Proliferation assay. (A–C) Reparametrized logistic curve fit (line) using non-linear least square to collected data (points). (D–F) Survival fraction estimated from delay in growth curve after one doubling time. * represents a significant difference as explained in “Materials and methods” section. (G–I) The change in calculated survival fraction as a function of relative growth. A crossover indicates return to control growth. (A, D) HeLa doubling time is estimated from the control curve (${\text{T}}_{\text{d}}=19.5$ h), where the SF was calculated from a delay time estimated at a relative growth of 2.25. (B, E) FBs (${\text{T}}_{\text{d}}=49.7\text{h}$) had a delay time estimated from a relative growth of 1.65, from which the SF was calculated. (D, F) CAFs (${\text{T}}_{\text{d}}=77.0\text{h}$) SF was calculated from a delay time estimated from a relative growth of 1.36. Experiments were repeated three times and the data presented is the average.
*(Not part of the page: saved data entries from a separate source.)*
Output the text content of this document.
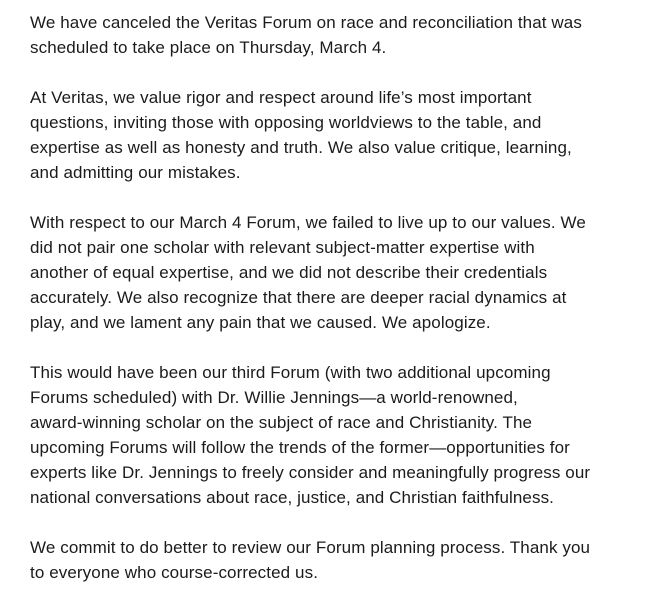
We have canceled the Veritas Forum on race and reconciliation that was
scheduled to take place on Thursday, March 4.
At Veritas, we value rigor and respect around life’s most important
questions, inviting those with opposing worldviews to the table, and
expertise as well as honesty and truth. We also value critique, learning,
and admitting our mistakes.
With respect to our March 4 Forum, we failed to live up to our values. We
did not pair one scholar with relevant subject-matter expertise with
another of equal expertise, and we did not describe their credentials
accurately. We also recognize that there are deeper racial dynamics at
play, and we lament any pain that we caused. We apologize.
This would have been our third Forum (with two additional upcoming
Forums scheduled) with Dr. Willie Jennings—a world-renowned,
award-winning scholar on the subject of race and Christianity. The
upcoming Forums will follow the trends of the former—opportunities for
experts like Dr. Jennings to freely consider and meaningfully progress our
national conversations about race, justice, and Christian faithfulness.
We commit to do better to review our Forum planning process. Thank you
to everyone who course-corrected us.
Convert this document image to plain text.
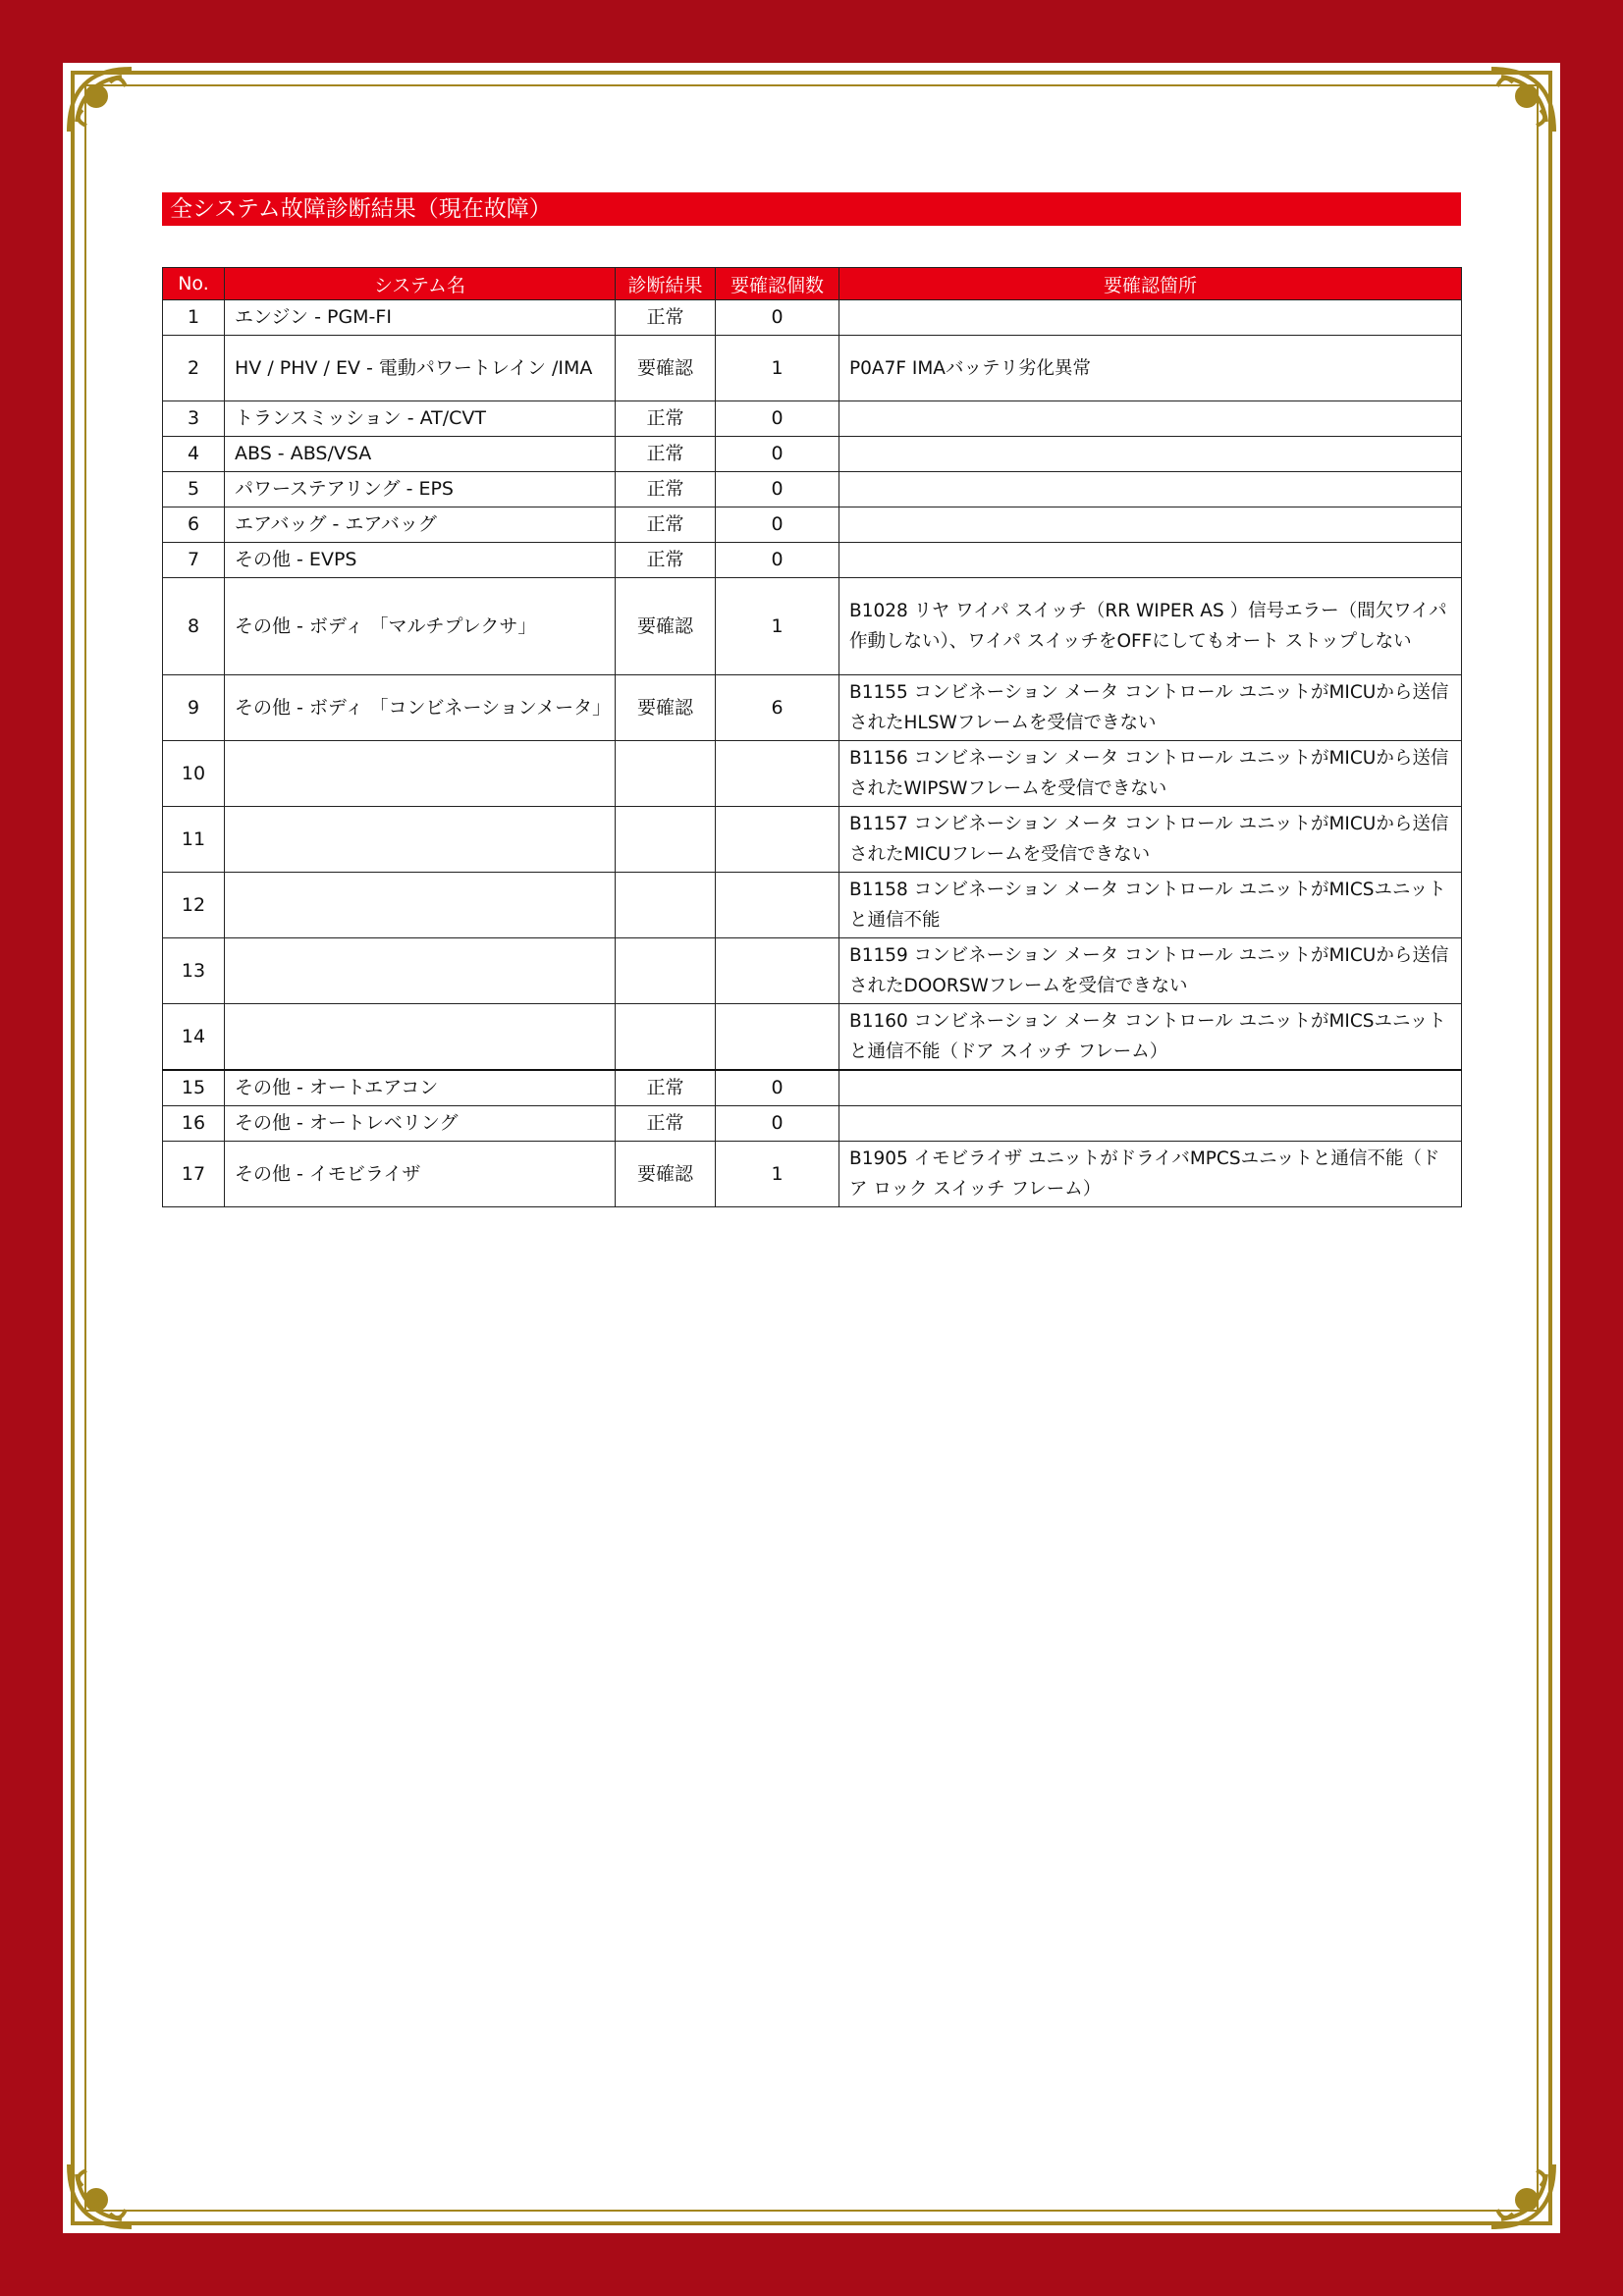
全システム故障診断結果（現在故障）
No.	システム名	診断結果	要確認個数	要確認箇所
1	エンジン - PGM-FI	正常	0	
2	HV / PHV / EV - 電動パワートレイン /IMA	要確認	1	P0A7F IMAバッテリ劣化異常
3	トランスミッション - AT/CVT	正常	0	
4	ABS - ABS/VSA	正常	0	
5	パワーステアリング - EPS	正常	0	
6	エアバッグ - エアバッグ	正常	0	
7	その他 - EVPS	正常	0	
8	その他 - ボディ 「マルチプレクサ」	要確認	1	B1028 リヤ ワイパ スイッチ（RR WIPER AS ）信号エラー（間欠ワイパ作動しない）、ワイパ スイッチをOFFにしてもオート ストップしない
9	その他 - ボディ 「コンビネーションメータ」	要確認	6	B1155 コンビネーション メータ コントロール ユニットがMICUから送信されたHLSWフレームを受信できない
10				B1156 コンビネーション メータ コントロール ユニットがMICUから送信されたWIPSWフレームを受信できない
11				B1157 コンビネーション メータ コントロール ユニットがMICUから送信されたMICUフレームを受信できない
12				B1158 コンビネーション メータ コントロール ユニットがMICSユニットと通信不能
13				B1159 コンビネーション メータ コントロール ユニットがMICUから送信されたDOORSWフレームを受信できない
14				B1160 コンビネーション メータ コントロール ユニットがMICSユニットと通信不能（ドア スイッチ フレーム）
15	その他 - オートエアコン	正常	0	
16	その他 - オートレベリング	正常	0	
17	その他 - イモビライザ	要確認	1	B1905 イモビライザ ユニットがドライバMPCSユニットと通信不能（ドア ロック スイッチ フレーム）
The error bars represent standard deviation.

Figure 6

Immunofluorescence assay using 53BP1 foci. (A-C) Image panels of the three cell lines with 0 Gy and 2 Gy doses, and with or without GNPs. The nuclei are marked in blue while 53BP1 are marked in green. The green dots present in the nuclei are the foci, while the excess staining seen outside the nuclei is a non-specific fluorescence signal. (D-F) Quantitative data of the number of foci per nuclei, gathered from a minimum 50 cells. * represents a significant difference as described in “Materials and methods” section. Further images are available in Supplement S6A–C. Experiments were repeated three times and the data presented is the average. The error bars represent standard error. Scale bar = 20 µm.